Complete Genome Sequence of the γ-Hexachlorocyclohexane-Degrading Bacterium Sphingomonas sp. Strain MM-1.

γ-Hexachlorocyclohexane (γ-HCH) is a man-made chlorinated insecticide that has caused serious environmental problems. Here, we report the complete genome sequence of the γ-HCH-degrading bacterium Sphingomonas sp. strain MM-1, which consists of one chromosome and five plasmids. All the specific lin genes that are almost identical to those of Sphingobium japonicum UT26 for the conversion of γ-HCH to β-ketoadipate are dispersed on four out of the five plasmids.

GENOME ANNOUNCEMENT

γ-Hexachlorocyclohexane (γ-HCH) is a completely man-made chlorinated insecticide that has caused serious environmental problems due to its toxicity and long persistence in upland soils (1, 2). Our previous determination of the complete genome sequence of the archetypal γ-HCH-degrading alphaproteobacterium, Sphingobium japonicum UT26, revealed that its specific lin genes for the conversion of γ-HCH to β-ketoadipate are dispersed on chromosome 1 (linA, linB, and linC), chromosome 2 (linF), and pCHQ1 (a linRED cluster) (3). Other phylogenetically distinct γ-HCH-degrading sphingomonad strains carry almost identical specific lin genes, suggesting the spread of such genes by horizontal gene transfer (4).

To gain more insight into the bacterial adaptation mechanisms toward γ-HCH, the complete genome sequence of another γ-HCH-degrading bacterium, Sphingomonas sp. strain MM-1, was determined. Strain MM-1 was isolated from contaminated soil with technical-HCH (a mixture of α-, β-, γ-, and δ-isomers of HCH) in India (5). A fragment library of the total DNA of MM-1 was constructed for 454 sequencing, and 656,156 reads were obtained. Illumina mate-pair sequencing data (11,298,171 reads) were also obtained by a commercial company. These reads were assembled using Newbler, which generated the initial draft sequence data consisting of 21 scaffolds and 324 contigs. To facilitate the finishing process, we used GenoFinisher and AceFileViewer (6). Annotation by the Prokaryotic Genome Annotation Pipeline (PGAAP; http://www.ncbi.nlm.nih.gov/) was manually curated by using a dedicated tool bundled with GenomeMatcher (7), as well as by consulting the Microbial Genome Annotation Pipeline (MiGAP) for auto annotation (http://www.migap.org/).

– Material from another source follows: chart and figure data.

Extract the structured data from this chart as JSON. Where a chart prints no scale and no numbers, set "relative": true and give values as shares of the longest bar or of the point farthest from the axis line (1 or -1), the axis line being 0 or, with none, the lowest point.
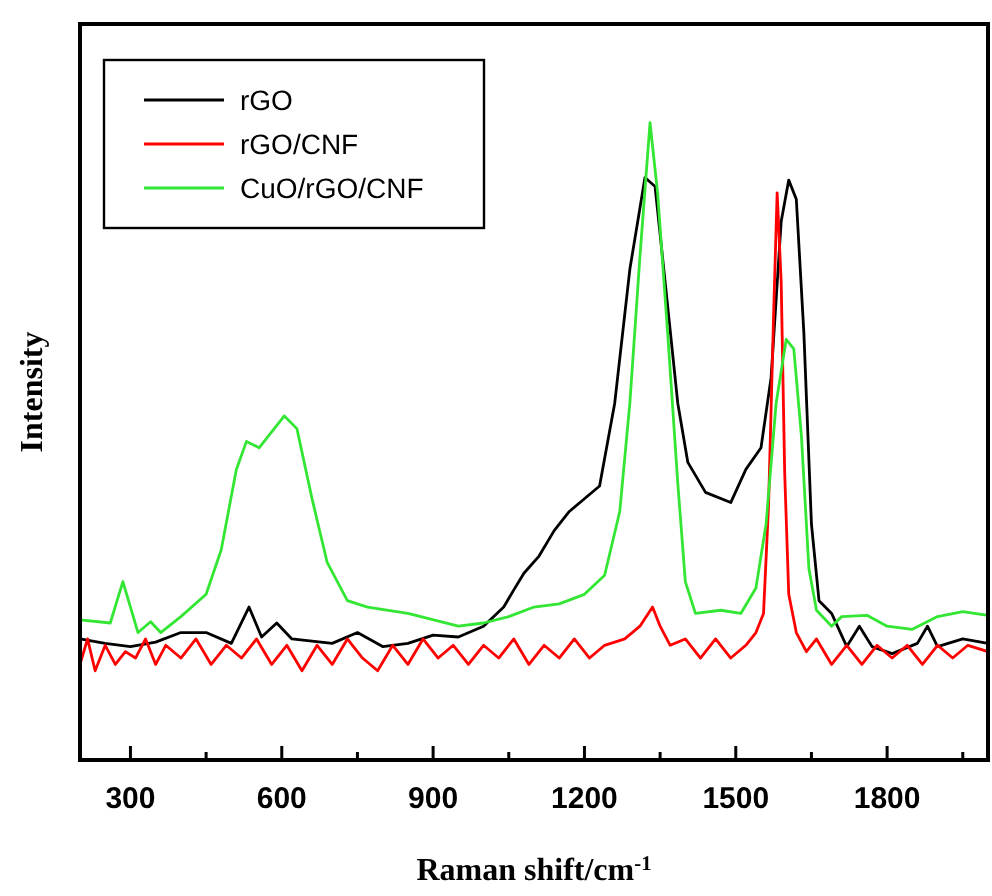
{
  "chart_data": {
    "type": "line",
    "xlabel": "Raman shift/cm$^{-1}$",
    "ylabel": "Intensity",
    "relative": true,
    "legend": "top left",
    "xlim": [
      200,
      2000
    ],
    "xticks": [
      300,
      {
        "value": 450,
        "label": null
      },
      600,
      {
        "value": 750,
        "label": null
      },
      900,
      {
        "value": 1050,
        "label": null
      },
      1200,
      {
        "value": 1350,
        "label": null
      },
      1500,
      {
        "value": 1650,
        "label": null
      },
      1800,
      {
        "value": 1950,
        "label": null
      }
    ],
    "series": [
      {
        "name": "rGO",
        "color": "#000000",
        "x": [
          200,
          250,
          300,
          350,
          400,
          450,
          500,
          535,
          560,
          590,
          620,
          700,
          750,
          800,
          850,
          900,
          950,
          1000,
          1040,
          1060,
          1080,
          1110,
          1140,
          1170,
          1200,
          1230,
          1260,
          1290,
          1320,
          1340,
          1360,
          1385,
          1405,
          1440,
          1490,
          1520,
          1550,
          1570,
          1590,
          1605,
          1620,
          1635,
          1650,
          1665,
          1690,
          1720,
          1745,
          1770,
          1810,
          1860,
          1880,
          1900,
          1950,
          2000
        ],
        "values": [
          0.19,
          0.183,
          0.178,
          0.185,
          0.2,
          0.2,
          0.183,
          0.24,
          0.193,
          0.215,
          0.19,
          0.183,
          0.2,
          0.178,
          0.183,
          0.196,
          0.193,
          0.21,
          0.24,
          0.267,
          0.293,
          0.32,
          0.36,
          0.39,
          0.41,
          0.43,
          0.56,
          0.77,
          0.914,
          0.9,
          0.75,
          0.56,
          0.467,
          0.42,
          0.404,
          0.456,
          0.49,
          0.6,
          0.845,
          0.91,
          0.88,
          0.67,
          0.37,
          0.25,
          0.23,
          0.178,
          0.21,
          0.178,
          0.167,
          0.183,
          0.21,
          0.178,
          0.19,
          0.183
        ]
      },
      {
        "name": "rGO/CNF",
        "color": "#ff0000",
        "x": [
          200,
          215,
          230,
          250,
          270,
          290,
          310,
          330,
          350,
          370,
          400,
          430,
          460,
          490,
          520,
          550,
          580,
          610,
          640,
          670,
          700,
          730,
          760,
          790,
          820,
          850,
          880,
          910,
          940,
          970,
          1000,
          1030,
          1060,
          1090,
          1120,
          1150,
          1180,
          1210,
          1240,
          1280,
          1310,
          1335,
          1350,
          1370,
          1400,
          1430,
          1460,
          1490,
          1520,
          1540,
          1555,
          1565,
          1575,
          1582,
          1590,
          1597,
          1605,
          1620,
          1640,
          1660,
          1690,
          1720,
          1750,
          1780,
          1810,
          1840,
          1870,
          1900,
          1930,
          1960,
          2000
        ],
        "values": [
          0.15,
          0.19,
          0.14,
          0.18,
          0.15,
          0.17,
          0.16,
          0.19,
          0.15,
          0.18,
          0.16,
          0.19,
          0.15,
          0.18,
          0.16,
          0.19,
          0.15,
          0.18,
          0.14,
          0.18,
          0.15,
          0.19,
          0.16,
          0.14,
          0.18,
          0.15,
          0.19,
          0.16,
          0.18,
          0.15,
          0.18,
          0.16,
          0.19,
          0.15,
          0.18,
          0.16,
          0.19,
          0.16,
          0.18,
          0.19,
          0.21,
          0.24,
          0.21,
          0.18,
          0.19,
          0.16,
          0.19,
          0.16,
          0.18,
          0.2,
          0.23,
          0.4,
          0.7,
          0.89,
          0.75,
          0.45,
          0.26,
          0.2,
          0.17,
          0.19,
          0.15,
          0.18,
          0.15,
          0.18,
          0.16,
          0.18,
          0.15,
          0.18,
          0.16,
          0.18,
          0.17
        ]
      },
      {
        "name": "CuO/rGO/CNF",
        "color": "#33e633",
        "x": [
          200,
          260,
          285,
          300,
          315,
          340,
          360,
          400,
          450,
          480,
          510,
          530,
          555,
          580,
          605,
          630,
          660,
          690,
          730,
          770,
          850,
          950,
          1000,
          1050,
          1100,
          1150,
          1200,
          1240,
          1270,
          1290,
          1310,
          1330,
          1345,
          1365,
          1385,
          1400,
          1420,
          1470,
          1510,
          1540,
          1560,
          1580,
          1600,
          1615,
          1630,
          1645,
          1660,
          1690,
          1710,
          1760,
          1800,
          1850,
          1900,
          1950,
          2000
        ],
        "values": [
          0.22,
          0.215,
          0.28,
          0.24,
          0.2,
          0.217,
          0.2,
          0.225,
          0.26,
          0.33,
          0.456,
          0.5,
          0.49,
          0.515,
          0.54,
          0.52,
          0.41,
          0.31,
          0.25,
          0.24,
          0.23,
          0.21,
          0.215,
          0.225,
          0.24,
          0.245,
          0.26,
          0.29,
          0.39,
          0.56,
          0.79,
          1,
          0.89,
          0.67,
          0.435,
          0.28,
          0.23,
          0.235,
          0.23,
          0.27,
          0.37,
          0.56,
          0.66,
          0.645,
          0.51,
          0.3,
          0.235,
          0.21,
          0.225,
          0.227,
          0.21,
          0.205,
          0.225,
          0.233,
          0.227
        ]
      }
    ]
  }
}
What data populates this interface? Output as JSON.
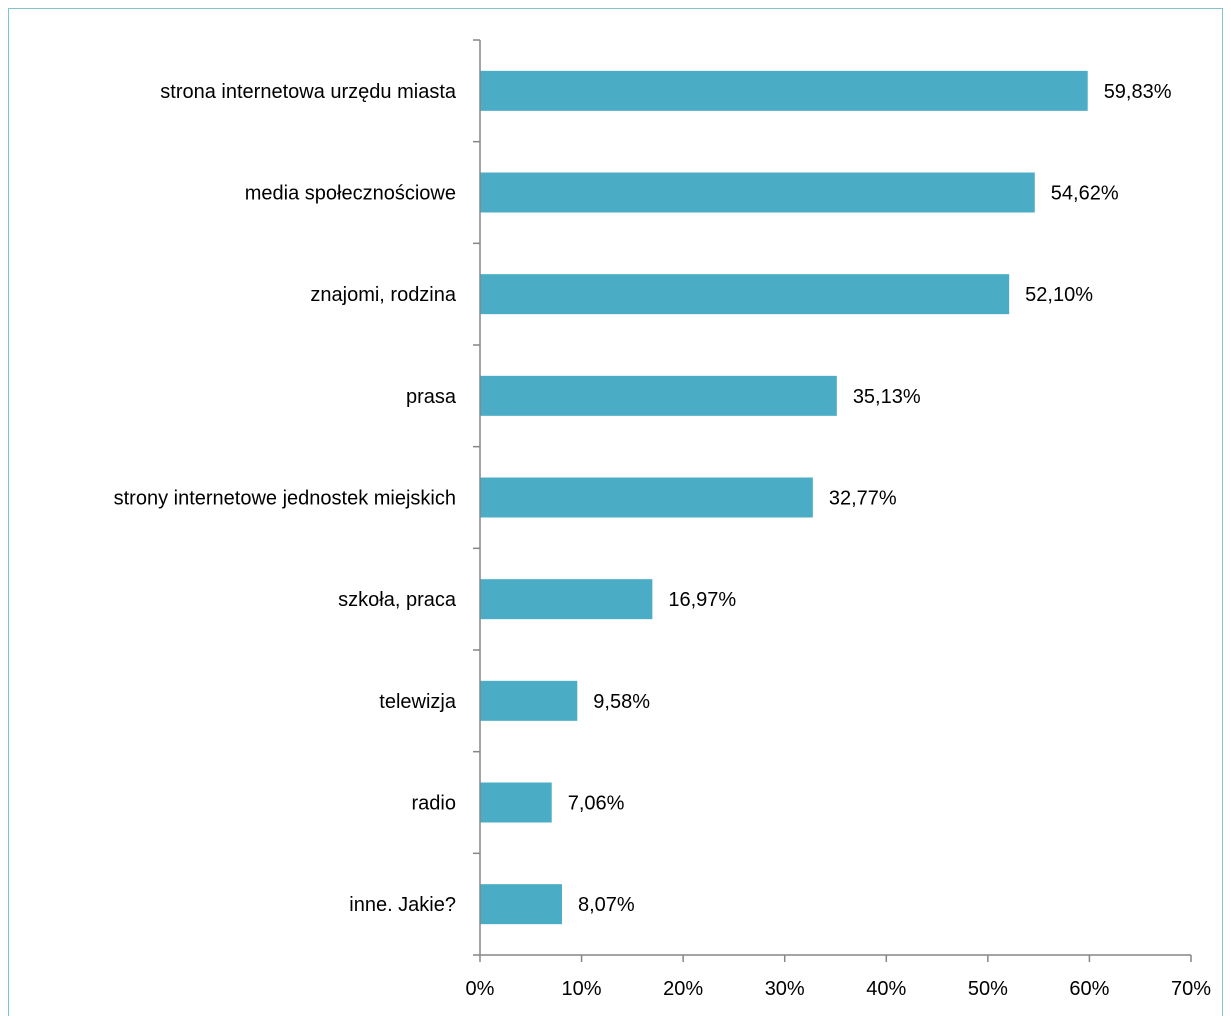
{
  "chart_data": {
    "type": "bar",
    "orientation": "horizontal",
    "categories": [
      "strona internetowa urzędu miasta",
      "media społecznościowe",
      "znajomi, rodzina",
      "prasa",
      "strony internetowe jednostek miejskich",
      "szkoła, praca",
      "telewizja",
      "radio",
      "inne. Jakie?"
    ],
    "values": [
      59.83,
      54.62,
      52.1,
      35.13,
      32.77,
      16.97,
      9.58,
      7.06,
      8.07
    ],
    "value_labels": [
      "59,83%",
      "54,62%",
      "52,10%",
      "35,13%",
      "32,77%",
      "16,97%",
      "9,58%",
      "7,06%",
      "8,07%"
    ],
    "xlim": [
      0,
      70
    ],
    "x_ticks": [
      0,
      10,
      20,
      30,
      40,
      50,
      60,
      70
    ],
    "x_tick_labels": [
      "0%",
      "10%",
      "20%",
      "30%",
      "40%",
      "50%",
      "60%",
      "70%"
    ],
    "title": "",
    "xlabel": "",
    "ylabel": "",
    "grid": false,
    "legend": "none",
    "bar_color": "#4bacc6",
    "axis_color": "#868686",
    "frame_color": "#7fc4cf"
  }
}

The MM-1 genome consists of one circular chromosome (4,054,833 bp, 67.2% G+C, 3,801 open reading frames [ORFs]) and five circular plasmids: pISP0 (275,840 bp, 63.5% G+C, 251 ORFs), pISP1 (172,140 bp, 62.5% G+C, 174 ORFs), pISP2 (53,841 bp, 62.9% G+C, 51 ORFs), pISP3 (43,776 bp, 63.3% G+C, 44 ORFs), and pISP4 (33,183 bp, 63.0% G+C, 39 ORFs). The chromosome carries 55 tRNA genes and 2 rRNA gene operons. All the specific lin genes that are almost identical to those of UT26 are dispersed on four out of the five plasmids (linF on pISP0; linA, linC, and truncated linF on pISP1; linRED on pISP3; and linB, linC, and truncated linF on pISP4). The genome of MM-1 has 15 copies of IS6100, which is also highly associated with the specific lin genes in other strains, and all 15 copies are located on the five plasmids. Our sequence data clearly demonstrate that the genomic organization and localization of the specific lin genes of MM-1 are significantly different from those of UT26, suggesting the two strains have independently acquired the ability to utilize γ-HCH.

Nucleotide sequence accession numbers.

The sequences with the annotation of MM-1 have been deposited in GenBank under accession no. CP004036, CP004037, CP004038, CP004039, CP004040, and CP004041 for chromosome, pISP0, pISP1, pISP2, pISP3, and pISP4, respectively.